Fabio Martini cura oggi per la Stampa un bel pezzo sulle Tre Giornate di Firenze. Spiega chi viene e chi no, ma soprattutto illustra con attenzione le nostre intenzioni.

Ci chiede: vi candiderete? La vostra è una corrente? Che cosa farete dopo?

E noi rispondiamo: ci siamo già candidati e siamo anche stati eletti. Quindi, nessuna candidatura (a che cosa, poi?). La nostra non è una corrente, ma è qualcosa di più simile ad un tea party (rovesciato, s'intende, anche perché a noi serve un buon caffè, molto italiano), a una rete di persone che si riconosce nel Pd, ma che è soprattutto preoccupata di mettersi in relazione con tutti quelli che sono sulla soglia del nostro partito e con coloro che al Pd guardano in tutto il campo progressista, con curiosità ma anche con sempre maggiore disincanto. Nessuna leadership precostituita: a me viene quasi voglia di andare a Firenze sotto mentite spoglie, così me la potrò godere davvero, questa tre giorni.
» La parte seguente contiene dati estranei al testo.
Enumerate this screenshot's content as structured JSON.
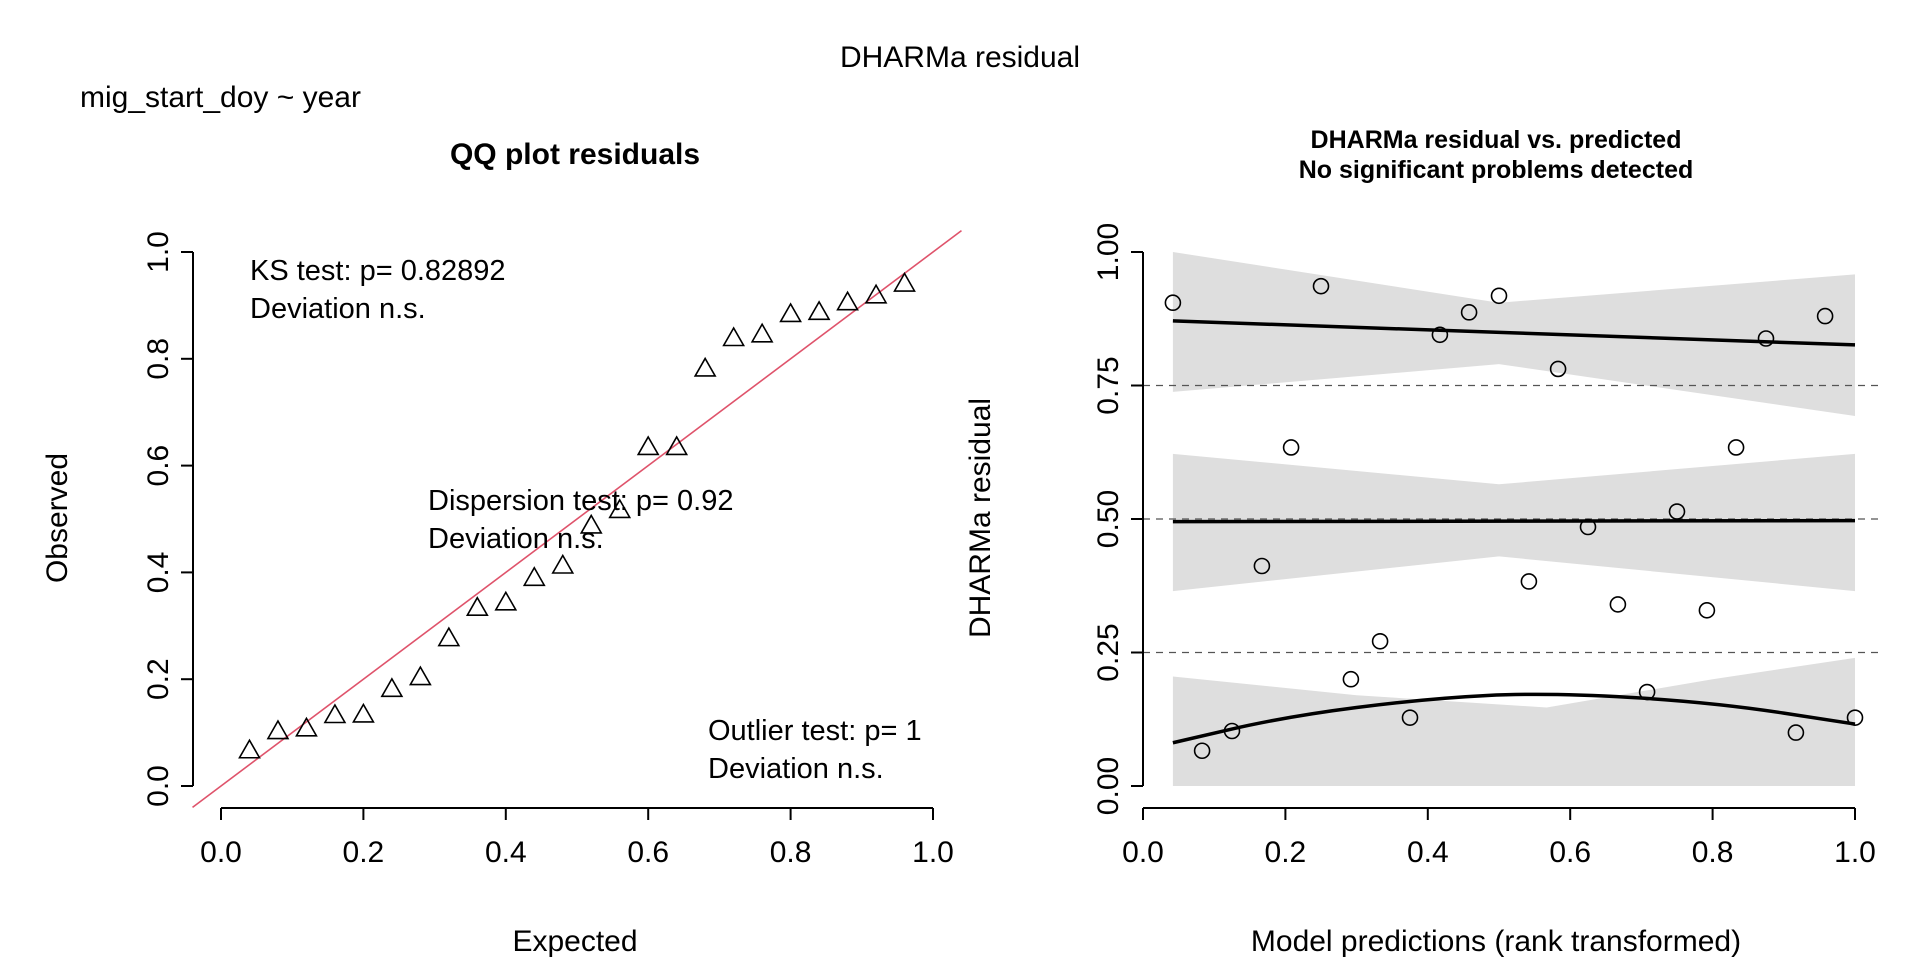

Una comunità di persone tra la mitica rete e il famoso territorio che voglia lavorare esclusivamente a quello che sarà la Terza Repubblica, senza indugiare sul mefitico dibattito interno, senza parlare di etichette, di leader e di componenti. Si era parlato tempo fa di un partito dei giovani, nel senso degli elettori e non (solo) dei dirigenti: era una provocazione, ma questa componente generazionale c'è, soprattutto se si guarda all'età dell'Italia e del mondo. Che sembra un Paese che ha insieme comportamenti adolescenziali e riflessi senili (sarà per via del premier attualmente in carica?), senza riuscire a maturare scelte consapevoli e innovative.

E cosa succederà dopo lo decideremo a Firenze, alla luce dei risultati, della partecipazione e dell'elaborazione che ne emergerà. Certo è che la stazione Leopolda sarà solo la stazione di partenza. La prossima fermata è l'Italia. In mezzo, c'è molta strada da fare, molti incontri da promuovere, molti libri da leggere nel tragitto, tante stazioni sconosciute da frequentare. Senza gettare dichiarazioni dal finestrino, senza salire e scendere dal treno quando il convoglio è in movimento.

Se una notte d'inverno, insomma, finalmente, finisse. E ci si potesse svegliare, con un buon caffè, in un Paese che vive nel suo tempo e lo sa interpretare.